Luckily Woman changed jobs and began working in Manchester. Meaning we could commute together and get rid of one of our two cars*. This presented a new problem, we could park for free at her new workplace, but I would still need to travel the last 3.5 miles myself to get to the city centre. So at first I was driving the last few miles in and parking up in one of the cheapo car parks further out of town. But that was no fun, and all those £2 a days etc add up to alot.
So I started looking at folding bikes. The idea being the car would be parked up for free, then I would cycle in the last few miles. After a bit of umming and arring I stuck to my principle of 'buy cheap, buy twice' and went for the best folder there is - The Brompton. Second hand off ebay, it was a red basic M3L version, with 3 speed Sturmey Archer hub & mudguards. I worked out that if I rode it in everyday for around a year it would pay for itself courtesy of the savings on parking & petrol. But frankly, I would have paid that money just to be free of the train.
Of course none of that takes into account that the train used to cost £80 a month, or £960 a yr. hmmm... maybe I should have got two Bromptons....
Over that period the B recieved a few upgrades, some because I felt like it, some because they were required.

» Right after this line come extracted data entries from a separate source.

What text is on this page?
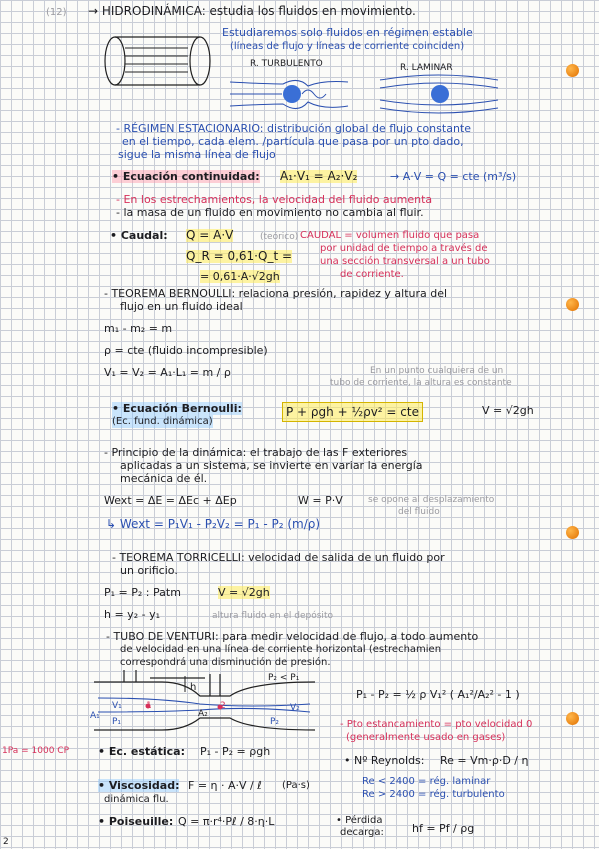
(12) → HIDRODINÁMICA: estudia los fluidos en movimiento.
Estudiaremos solo fluidos en régimen estable
(líneas de flujo y líneas de corriente coinciden)
R. TURBULENTO	R. LAMINAR
- RÉGIMEN ESTACIONARIO: distribución global de flujo constante
en el tiempo, cada elem. /partícula que pasa por un pto dado,
sigue la misma línea de flujo
• Ecuación continuidad: A₁·V₁ = A₂·V₂	→ A·V = Q = cte (m³/s)
- En los estrechamientos, la velocidad del fluido aumenta
- la masa de un fluido en movimiento no cambia al fluir.
• Caudal: Q = A·V	(teórico)
Q_R = 0,61·Q_t =
= 0,61·A·√2gh
CAUDAL = volumen fluido que pasa
por unidad de tiempo a través de
una sección transversal a un tubo
de corriente.
- TEOREMA BERNOULLI: relaciona presión, rapidez y altura del
flujo en un fluido ideal
m₁ - m₂ = m
ρ = cte (fluido incompresible)
V₁ = V₂ = A₁·L₁ = m / ρ	En un punto cualquiera de un
tubo de corriente, la altura es constante
• Ecuación Bernoulli:
(Ec. fund. dinámica)
P + ρgh + ½ρv² = cte	V = √2gh
- Principio de la dinámica: el trabajo de las F exteriores
aplicadas a un sistema, se invierte en variar la energía
mecánica de él.
Wext = ΔE = ΔEc + ΔEp	W = P·V	se opone al desplazamiento
del fluido
↳ Wext = P₁V₁ - P₂V₂ = P₁ - P₂ (m/ρ)
- TEOREMA TORRICELLI: velocidad de salida de un fluido por
un orificio.
P₁ = P₂ : Patm	V = √2gh
h = y₂ - y₁	altura fluido en el depósito
- TUBO DE VENTURI: para medir velocidad de flujo, a todo aumento
de velocidad en una línea de corriente horizontal (estrechamien
correspondrá una disminución de presión.
h
P₂ < P₁
V₁
P₁
A₁
1
A₂
2
P₂
V₂
P₁ - P₂ = ½ ρ V₁² ( A₁²/A₂² - 1 )
- Pto estancamiento = pto velocidad 0
(generalmente usado en gases)
1Pa = 1000 CP	• Ec. estática: P₁ - P₂ = ρgh
• Viscosidad:
dinámica flu.
F = η · A·V / ℓ (Pa·s)
• Poiseuille: Q = π·r⁴·Pℓ / 8·η·L
• Nº Reynolds: Re = Vm·ρ·D / η
Re < 2400 = rég. laminar
Re > 2400 = rég. turbulento
• Pérdida
decarga:	hf = Pf / ρg
2
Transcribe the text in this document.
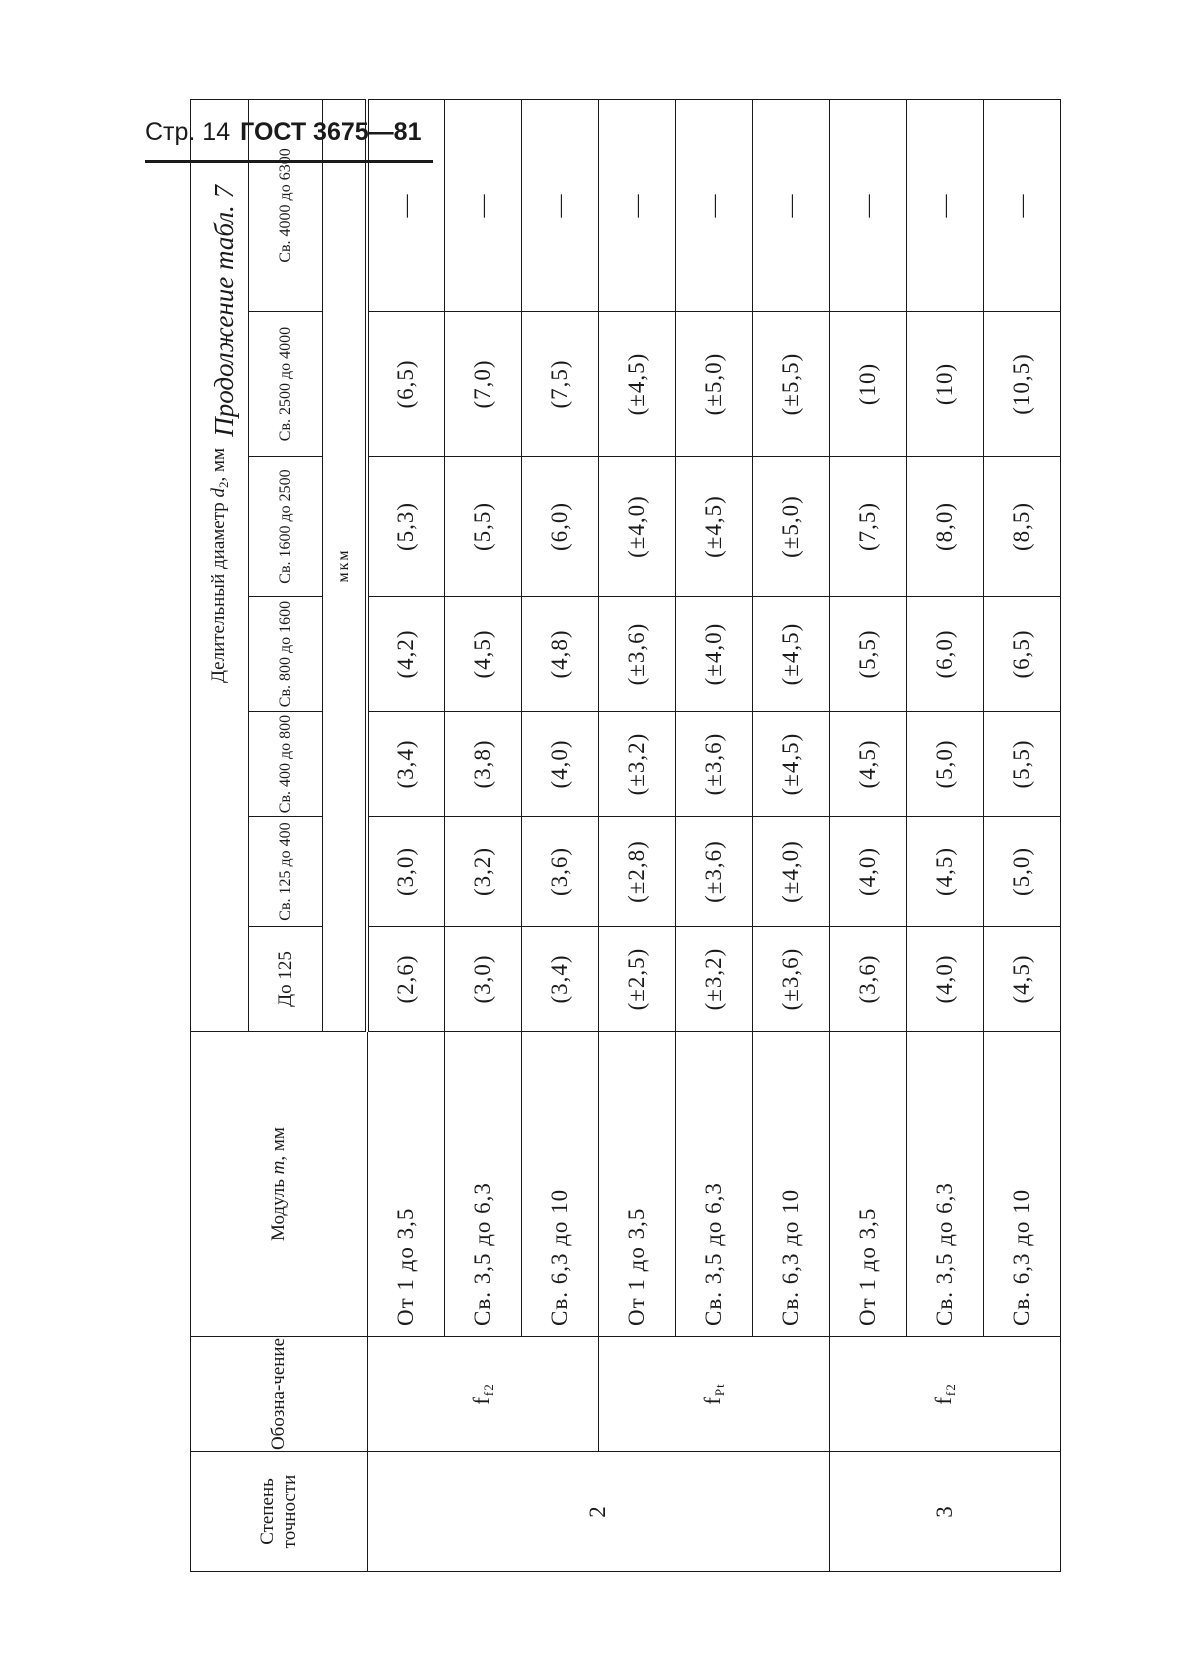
Стр. 14 ГОСТ 3675—81
Продолжение табл. 7
Степень точности	Обозна-чение	Модуль m, мм	Делительный диаметр $d_2$, мм						
			До 125	Св. 125 до 400	Св. 400 до 800	Св. 800 до 1600	Св. 1600 до 2500	Св. 2500 до 4000	Св. 4000 до 6300
			мкм						
2	$f_{f2}$	От 1 до 3,5	(2,6)	(3,0)	(3,4)	(4,2)	(5,3)	(6,5)	—
		Св. 3,5 до 6,3	(3,0)	(3,2)	(3,8)	(4,5)	(5,5)	(7,0)	—
		Св. 6,3 до 10	(3,4)	(3,6)	(4,0)	(4,8)	(6,0)	(7,5)	—
	$f_{Pt}$	От 1 до 3,5	(±2,5)	(±2,8)	(±3,2)	(±3,6)	(±4,0)	(±4,5)	—
		Св. 3,5 до 6,3	(±3,2)	(±3,6)	(±3,6)	(±4,0)	(±4,5)	(±5,0)	—
		Св. 6,3 до 10	(±3,6)	(±4,0)	(±4,5)	(±4,5)	(±5,0)	(±5,5)	—
3	$f_{f2}$	От 1 до 3,5	(3,6)	(4,0)	(4,5)	(5,5)	(7,5)	(10)	—
		Св. 3,5 до 6,3	(4,0)	(4,5)	(5,0)	(6,0)	(8,0)	(10)	—
		Св. 6,3 до 10	(4,5)	(5,0)	(5,5)	(6,5)	(8,5)	(10,5)	—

It got a pair of the ever dependable Schwalbe Marathons, some ergo grips, new front brake cable, a lefthand folding pedal and recently a new cheapo right hand pedal.
The most important addition was my Dad's 30+ yr old Brookes saddle to replace the terrible spongy thing that Brompton's used to come with.
I'd definately recommend a Brompton to anyone. It might not beat other folders in a spec war and it might not look quite as racey as some, but its far far better than any of its competition.
*getting rid of a car is like giving yourself a payrise, nothing has changed but now you are richer.